Within this broadly defined context, it is important for government and civil society agencies and actors to understand and respect the sexual rights of every citizen within the boundaries of nation states. These rights include:

High standards of health, including access to sexual and reproductive health care service;

The right to seek and impart information in relation to sexuality;

The right to informed and non-judgmental sexual education;

The respect for one's choice of his or her adult sexual partner;

The right of adults to be sexually active or not;

The right to consensual adult sexual relationships;

The right to consensual marriage with those of marriageable age, as defined in the constitution of the state;

The right of adults to decide whether or not and when to have children;

The right to live in a state in which human rights requires that all persons respect the rights of others.

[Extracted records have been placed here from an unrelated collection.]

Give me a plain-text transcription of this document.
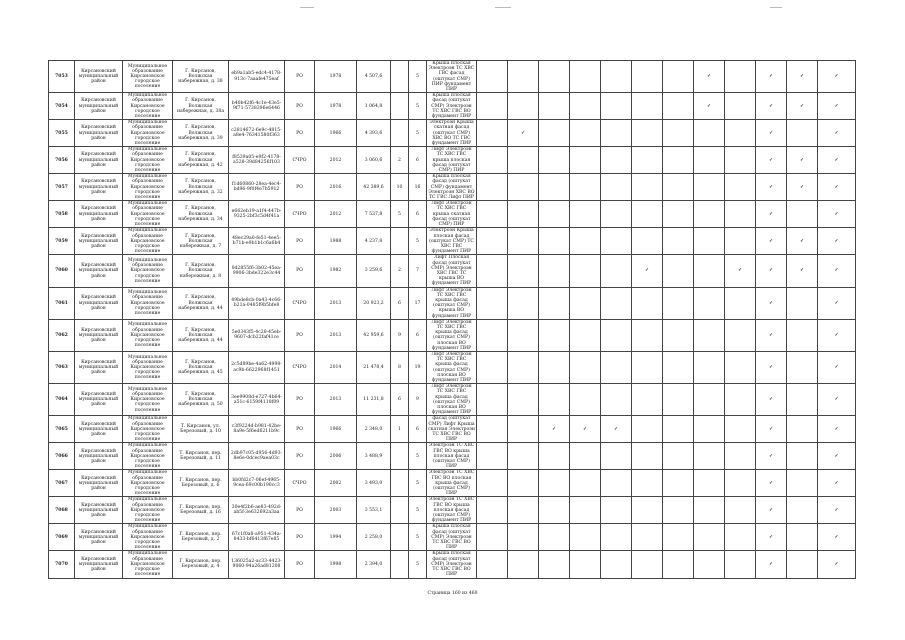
7053	Кирсановский муниципальный район	Муниципальное образование Кирсановское городское поселение	Г. Кирсанов, Волжская набережная, д. 38	eb9a1ab5-edc4-4178-913c-7aaafe475eaf	РО	1978	4 507,6		5	Крыша плоская Электроэн ТС ХВС ГВС фасад (оштукат СМР) ПИР фундамент ПИР								✓		✓	✓	✓
7054	Кирсановский муниципальный район	Муниципальное образование Кирсановское городское поселение	Г. Кирсанов, Волжская набережная, д. 38а	b40b42f6-4c1e-43e5-9f71-5738396e6446	РО	1978	1 064,8		5	Крыша плоская фасад (оштукат СМР) Электроэн ТС ХВС ГВС ВО фундамент ПИР								✓		✓	✓	✓
7055	Кирсановский муниципальный район	Муниципальное образование Кирсановское городское поселение	Г. Кирсанов, Волжская набережная, д. 39	c2814672-6e9c-4815-a8e4-76341580f363	РО	1966	4 393,6		5	Электроэн Крыша скатная фасад (оштукат СМР) ХВС ВО ТС ГВС фундамент ПИР		✓								✓		✓
7056	Кирсановский муниципальный район	Муниципальное образование Кирсановское городское поселение	Г. Кирсанов, Волжская набережная, д. 42	f8539a05-e9f2-4178-a528-39d84256f103	СЧРО	2012	3 060,6	2	6	Лифт Электроэн ТС ХВС ГВС крыша плоская фасад (оштукат СМР) ПИР										✓	✓	✓
7057	Кирсановский муниципальный район	Муниципальное образование Кирсановское городское поселение	Г. Кирсанов, Волжская набережная, д. 32	f1d60860-28ea-4ec4-bd96-9f0f4e7b5912	РО	2016	42 389,6	10	16	Крыша плоская фасад (оштукат СМР) фундамент Электроэн ХВС ВО ТС ГВС Лифт ПИР										✓	✓	✓
7058	Кирсановский муниципальный район	Муниципальное образование Кирсановское городское поселение	Г. Кирсанов, Волжская набережная, д. 34	e662eb19-a1f4-447b-9325-2bf3c5d4f41a	СЧРО	2012	7 537,8	5	6	Лифт Электроэн ТС ХВС ГВС крыша скатная фасад (оштукат СМР) ПИР										✓		✓
7059	Кирсановский муниципальный район	Муниципальное образование Кирсановское городское поселение	Г. Кирсанов, Волжская набережная, д. 7	48ec29a0-fe51-4ee5-b71b-e9b1b1c6a6b4	РО	1988	4 237,8		5	Электроэн Крыша плоская фасад (оштукат СМР) ТС ХВС ГВС фундамент ПИР										✓	✓	✓
7060	Кирсановский муниципальный район	Муниципальное образование Кирсановское городское поселение	Г. Кирсанов, Волжская набережная, д. 8	0d2855f6-3b02-45ea-9906-3bde322e3c44	РО	1982	3 259,6	2	7	Лифт Плоская фасад (оштукат СМР) Электроэн ХВС ГВС ТС крыша ВО фундамент ПИР						✓			✓	✓	✓	✓
7061	Кирсановский муниципальный район	Муниципальное образование Кирсановское городское поселение	Г. Кирсанов, Волжская набережная, д. 44	49bde8cb-0a43-4c66-b21a-0485f9b5bfe8	СЧРО	2013	20 923,2	6	17	Лифт Электроэн ТС ХВС ГВС крыша фасад (оштукат СМР) крыша ВО фундамент ПИР										✓		✓
7062	Кирсановский муниципальный район	Муниципальное образование Кирсановское городское поселение	Г. Кирсанов, Волжская набережная, д. 44	5e0343f5-4c28-45eb-9607-dcb22faf41ce	РО	2013	42 959,6	9	6	Лифт Электроэн ТС ХВС ГВС крыша фасад (оштукат СМР) плоская ВО фундамент ПИР										✓		✓
7063	Кирсановский муниципальный район	Муниципальное образование Кирсановское городское поселение	Г. Кирсанов, Волжская набережная, д. 45	2c5d89be-4a62-4998-ac9b-6622968f1451	СЧРО	2014	21 478,4	8	19	Лифт Электроэн ТС ХВС ГВС крыша фасад (оштукат СМР) плоская ВО фундамент ПИР										✓		✓
7064	Кирсановский муниципальный район	Муниципальное образование Кирсановское городское поселение	Г. Кирсанов, Волжская набережная, д. 50	3ee9908d-e727-4b64-a51c-6159f4118f09	РО	2013	11 231,8	6	9	Лифт Электроэн ТС ХВС ГВС крыша фасад (оштукат СМР) плоская ВО фундамент ПИР										✓		✓
7065	Кирсановский муниципальный район	Муниципальное образование Кирсановское городское поселение	Т. Кирсанов, ул. Березовый, д. 10	c3f9224d-b981-42be-8a9e-5f6ed6211b9c	РО	1966	2 348,0	1	6	фасад (оштукат СМР) Лифт Крыша скатная Электроэн ТС ХВС ГВС ВО ПИР			✓	✓	✓					✓		✓
7066	Кирсановский муниципальный район	Муниципальное образование Кирсановское городское поселение	Т. Кирсанов, пер. Березовый, д. 11	2db97c05-d956-4d93-8e6e-0dcec9aea03c	РО	2006	3 488,9		5	Электроэн ТС ХВС ГВС ВО крыша плоская фасад (оштукат СМР) ПИР										✓		✓
7067	Кирсановский муниципальный район	Муниципальное образование Кирсановское городское поселение	Г. Кирсанов, пер. Березовый, д. 6	bb0fd2c7-06ef-4965-9cea-69c00b190cc3	СЧРО	2002	3 493,0		5	Электроэн ТС ХВС ГВС ВО плоская крыша фасад (оштукат СМР) ПИР										✓		✓
7068	Кирсановский муниципальный район	Муниципальное образование Кирсановское городское поселение	Г. Кирсанов, пер. Березовый, д. 16	30e4f2b6-ae83-492d-ab5f-3e632692a3aa	РО	2003	3 553,1		5	Электроэн ТС ХВС ГВС ВО крыша плоская фасад (оштукат СМР) фундамент ПИР										✓		✓
7069	Кирсановский муниципальный район	Муниципальное образование Кирсановское городское поселение	Г. Кирсанов, пер. Березовый, д. 2	67c1f0a8-a951-434a-8433-bf6413f67e85	РО	1994	2 258,0		5	Крыша плоская фасад (оштукат СМР) Электроэн ТС ХВС ГВС ВО ПИР										✓		✓
7070	Кирсановский муниципальный район	Муниципальное образование Кирсановское городское поселение	Г. Кирсанов, пер. Березовый, д. 4	136025a2-ac33-4423-9060-94a26ad81208	РО	1998	2 394,0		5	Крыша плоская фасад (оштукат СМР) Электроэн ТС ХВС ГВС ВО ПИР										✓		✓
Страница 160 из 460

Within this broad framework of rights, the nation state of Jamaica must recognise that while most persons are defined as men and women/male and female, there are others who do not fit this plurality. These categories of persons are designed by the same Great Spirit who designed the vagina and the penis - the major marker of male and female. The mysteries of the Creator are profound and beyond the complete comprehension of mere mortals.

We who consider ourselves as the standard-bearers of the right kind of human sexuality might need to take another look at the basis of our arrogance, exclusivity and predisposition to think that our God appointed us to understand all the reasons for our diversity.

The genie is out of the box - let the dialogue begin!